The blog author seems like a real piece of work. He ghosts the WolfSSL maintainer for over 160 days and when asked to open a new, more specific issue, he instead chooses to write a blog post denigrating the project. The WolfSSL maintainer was nothing but courteous and helpful throughout the entire exchange.
>...they aren't really interested in RFC compliance.
Yeah, well "feld" can't claim to be "interested in RFC compliance" either when he ghosts the issue for months and chooses to write blog posts instead of opening a new issue. Good grief.
If this is what the FreeBSD community is like, I want nothing to do with them.
> Asking me to open a new issue to discuss this behavior instead of it being a high priority for them to open up a new issue internally to fix this is odd. I'm not here to do their homework for them.
Why are people so entitled? How much is the author paying WolfSSL to make demands of them?
> Currently I've only identified one victim of this decision, but there's bound to be more out there.
Oh yes, he has become a victim of using a FOSS library.
What really gets me is the commenter at the end of the GH issue lecturing a maintainer on policy in their own tracker.
If you change your software to comply with "middleboxes" that don't follow standards, then you're admitting your own software is faulty, not theirs. In this case, though, the TLS v1.3 standard actually carved out a portion of the standard itself just to comply with shitty middleware. You know what that says to me? Standards are pointless. Just make a middlebox, make it do whatever the hell you want, and everyone else will bend over to support you.
This is yet one more reason why we need software building codes and regulations. If software people are unwilling to protect their own standards, the government should. It might fix the 20-year mistake of allowing "the web" to become a defacto network transport layer and application platform.
Regarding HAProxy, they ended up using AWS-LC in their new Debian/Ubuntu “performance” packages: https://www.haproxy.com/blog/fresh-from-aws-reinvent-superch...
BearSSL by Thomas Pornin is always worth checking in on, not sure what the current status is but looks like it received a commit last year.
We need something with TLS in the name for the next one so people stop getting confused.
Usability-wise (I do not need many features or compliance for FIPS) I have been happy with Botan: https://botan.randombit.net/
Many people and projects have tried to ditch OpenSSL in favor of LibreSSL, WolfSSL, MbedTLS, etc, but by now many have returned to OpenSSL. The IQ curve meme with "just use OpenSSL" applies.
There is also s2n-tls. I'm working on a GSS-based interface to TLS, much like SChannel is an SSPI-based interface to TLS.

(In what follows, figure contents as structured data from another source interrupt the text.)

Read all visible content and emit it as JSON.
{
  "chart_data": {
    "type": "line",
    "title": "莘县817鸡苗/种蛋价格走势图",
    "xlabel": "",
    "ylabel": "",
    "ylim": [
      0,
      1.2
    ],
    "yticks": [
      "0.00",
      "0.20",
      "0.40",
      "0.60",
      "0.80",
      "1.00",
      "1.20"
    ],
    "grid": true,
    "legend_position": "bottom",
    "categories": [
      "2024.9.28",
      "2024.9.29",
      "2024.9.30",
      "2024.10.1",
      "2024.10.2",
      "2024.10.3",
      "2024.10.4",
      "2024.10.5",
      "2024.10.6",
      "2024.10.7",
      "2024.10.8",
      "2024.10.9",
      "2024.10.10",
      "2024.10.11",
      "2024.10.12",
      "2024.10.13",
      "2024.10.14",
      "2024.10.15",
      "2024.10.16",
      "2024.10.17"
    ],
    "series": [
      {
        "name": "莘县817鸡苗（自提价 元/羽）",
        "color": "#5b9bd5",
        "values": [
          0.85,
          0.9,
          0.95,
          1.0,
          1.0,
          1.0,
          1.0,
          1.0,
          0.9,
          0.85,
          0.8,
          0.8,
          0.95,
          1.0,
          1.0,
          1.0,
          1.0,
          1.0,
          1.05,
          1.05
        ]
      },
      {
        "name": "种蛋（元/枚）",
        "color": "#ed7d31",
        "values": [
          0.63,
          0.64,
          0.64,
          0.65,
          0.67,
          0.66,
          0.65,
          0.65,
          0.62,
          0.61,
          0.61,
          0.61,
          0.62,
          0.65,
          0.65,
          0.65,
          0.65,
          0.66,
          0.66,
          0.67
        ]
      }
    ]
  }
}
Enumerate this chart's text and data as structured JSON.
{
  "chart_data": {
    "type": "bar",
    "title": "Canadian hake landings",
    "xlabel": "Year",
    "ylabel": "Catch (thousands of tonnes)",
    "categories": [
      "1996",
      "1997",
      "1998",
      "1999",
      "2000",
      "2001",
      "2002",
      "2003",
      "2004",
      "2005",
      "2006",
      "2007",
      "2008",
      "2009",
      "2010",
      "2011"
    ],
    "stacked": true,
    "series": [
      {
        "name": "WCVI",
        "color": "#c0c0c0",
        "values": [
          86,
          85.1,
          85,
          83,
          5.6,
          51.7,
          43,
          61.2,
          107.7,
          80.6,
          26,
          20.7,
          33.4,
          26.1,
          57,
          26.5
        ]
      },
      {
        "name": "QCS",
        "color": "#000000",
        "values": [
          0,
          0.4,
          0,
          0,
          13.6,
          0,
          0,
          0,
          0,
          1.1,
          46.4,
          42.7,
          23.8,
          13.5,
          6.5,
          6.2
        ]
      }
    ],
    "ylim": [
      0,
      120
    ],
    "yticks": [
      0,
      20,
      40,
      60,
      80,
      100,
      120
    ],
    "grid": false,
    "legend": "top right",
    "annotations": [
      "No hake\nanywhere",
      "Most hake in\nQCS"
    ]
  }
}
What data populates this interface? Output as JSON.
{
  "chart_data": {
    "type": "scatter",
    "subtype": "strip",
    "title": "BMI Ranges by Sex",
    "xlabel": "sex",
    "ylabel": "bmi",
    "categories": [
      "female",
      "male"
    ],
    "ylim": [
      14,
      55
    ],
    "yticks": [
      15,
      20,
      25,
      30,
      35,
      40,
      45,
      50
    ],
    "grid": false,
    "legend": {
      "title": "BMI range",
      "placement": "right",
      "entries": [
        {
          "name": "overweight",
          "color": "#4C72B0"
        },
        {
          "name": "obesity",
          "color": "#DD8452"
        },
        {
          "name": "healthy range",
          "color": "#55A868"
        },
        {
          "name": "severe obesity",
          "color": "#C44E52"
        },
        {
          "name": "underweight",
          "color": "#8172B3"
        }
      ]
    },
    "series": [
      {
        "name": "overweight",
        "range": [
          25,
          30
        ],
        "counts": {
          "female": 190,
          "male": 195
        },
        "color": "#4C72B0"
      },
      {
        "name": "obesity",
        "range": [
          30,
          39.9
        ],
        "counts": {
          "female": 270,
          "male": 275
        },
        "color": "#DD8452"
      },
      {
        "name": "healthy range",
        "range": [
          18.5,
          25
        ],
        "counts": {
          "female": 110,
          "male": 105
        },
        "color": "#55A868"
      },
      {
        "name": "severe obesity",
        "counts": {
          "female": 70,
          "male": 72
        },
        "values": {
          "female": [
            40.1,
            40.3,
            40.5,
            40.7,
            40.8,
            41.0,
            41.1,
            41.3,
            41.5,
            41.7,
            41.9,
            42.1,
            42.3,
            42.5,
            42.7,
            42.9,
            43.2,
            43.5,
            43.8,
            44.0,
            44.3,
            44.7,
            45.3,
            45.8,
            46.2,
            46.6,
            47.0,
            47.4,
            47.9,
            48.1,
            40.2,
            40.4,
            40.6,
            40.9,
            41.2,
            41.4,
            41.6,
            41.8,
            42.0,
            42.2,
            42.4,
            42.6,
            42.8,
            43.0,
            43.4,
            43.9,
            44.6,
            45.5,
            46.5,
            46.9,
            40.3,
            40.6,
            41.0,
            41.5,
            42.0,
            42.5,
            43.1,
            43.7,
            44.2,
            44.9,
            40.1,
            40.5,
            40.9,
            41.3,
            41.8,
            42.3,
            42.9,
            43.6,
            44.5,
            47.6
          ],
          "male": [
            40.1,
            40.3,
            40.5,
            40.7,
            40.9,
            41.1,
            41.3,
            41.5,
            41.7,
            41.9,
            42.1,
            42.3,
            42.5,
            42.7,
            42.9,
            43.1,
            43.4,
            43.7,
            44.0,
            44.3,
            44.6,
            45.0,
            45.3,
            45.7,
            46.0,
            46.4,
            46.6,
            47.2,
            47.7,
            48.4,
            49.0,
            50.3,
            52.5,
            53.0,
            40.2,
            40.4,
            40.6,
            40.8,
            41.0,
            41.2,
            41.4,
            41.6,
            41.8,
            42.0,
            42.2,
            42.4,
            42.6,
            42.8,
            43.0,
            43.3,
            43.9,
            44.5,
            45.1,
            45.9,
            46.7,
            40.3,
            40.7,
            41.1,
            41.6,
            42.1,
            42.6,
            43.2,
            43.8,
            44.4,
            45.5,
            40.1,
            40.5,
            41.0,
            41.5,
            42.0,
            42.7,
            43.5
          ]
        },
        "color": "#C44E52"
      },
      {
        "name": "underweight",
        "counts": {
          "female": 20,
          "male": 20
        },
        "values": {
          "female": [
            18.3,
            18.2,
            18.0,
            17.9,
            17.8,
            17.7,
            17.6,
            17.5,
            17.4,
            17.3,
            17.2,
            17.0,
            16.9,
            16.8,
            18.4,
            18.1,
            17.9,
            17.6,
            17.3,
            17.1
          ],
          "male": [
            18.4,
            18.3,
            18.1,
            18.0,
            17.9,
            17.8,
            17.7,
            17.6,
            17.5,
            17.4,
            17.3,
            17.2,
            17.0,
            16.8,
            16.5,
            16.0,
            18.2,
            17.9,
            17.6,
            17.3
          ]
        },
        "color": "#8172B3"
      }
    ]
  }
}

Go can create C ABI shared libraries, I think OpenSSL-compatible C bindings to Go's crypto/tls would be a really interesting option.
Nothing wrong with LibreSSL, really.
If it's good enough for openbsd, it's good enough for you as well.
Particularly, they put in a lot of work on making it a drop-in replacement for openssl, and in making the portable version work well in many platforms.
Only for distributions to fail to take the sorely needed step of actually making the switch.
> Last updated on 2026-12-13
Yeah, no, I can't find a way to read this in which it's not in the future.
In the age of GPT Codex 5.3 and Claude Opus 4.6. Just write your own.
NanoSSL by DigiCert https://dev.digicert.com/trustcore-sdk/nanossl.html
It's opensource -> https://github.com/digicert/trustcore
This is the WolfSSL maintainer's response[1]
> This ticket is rather long and has a lot of irrelevant content regarding this new topic. If I need to bring in a colleague I do not want them to have to wade through all the irrelevant context. If you would like, please open a new issue with regards to how we support middlebox compatibility.
The author turns this into:
> The GitHub issue comment left at the end leads me to believe that they aren't really interested in RFC compliance. There isn't a middleground here or a "different way" of implementing middlebox compatibility. It's either RFC compliant or not. And they're not.
This is a bad-faith interpretation of the maintainer's response. They only asked to open a new, more specific issue report. The maintainer always answered within minutes, which I find quite impressive (even after the author ghosted for months). The author consumed the maintainer's time and shouldn't get the blame for the author's problems.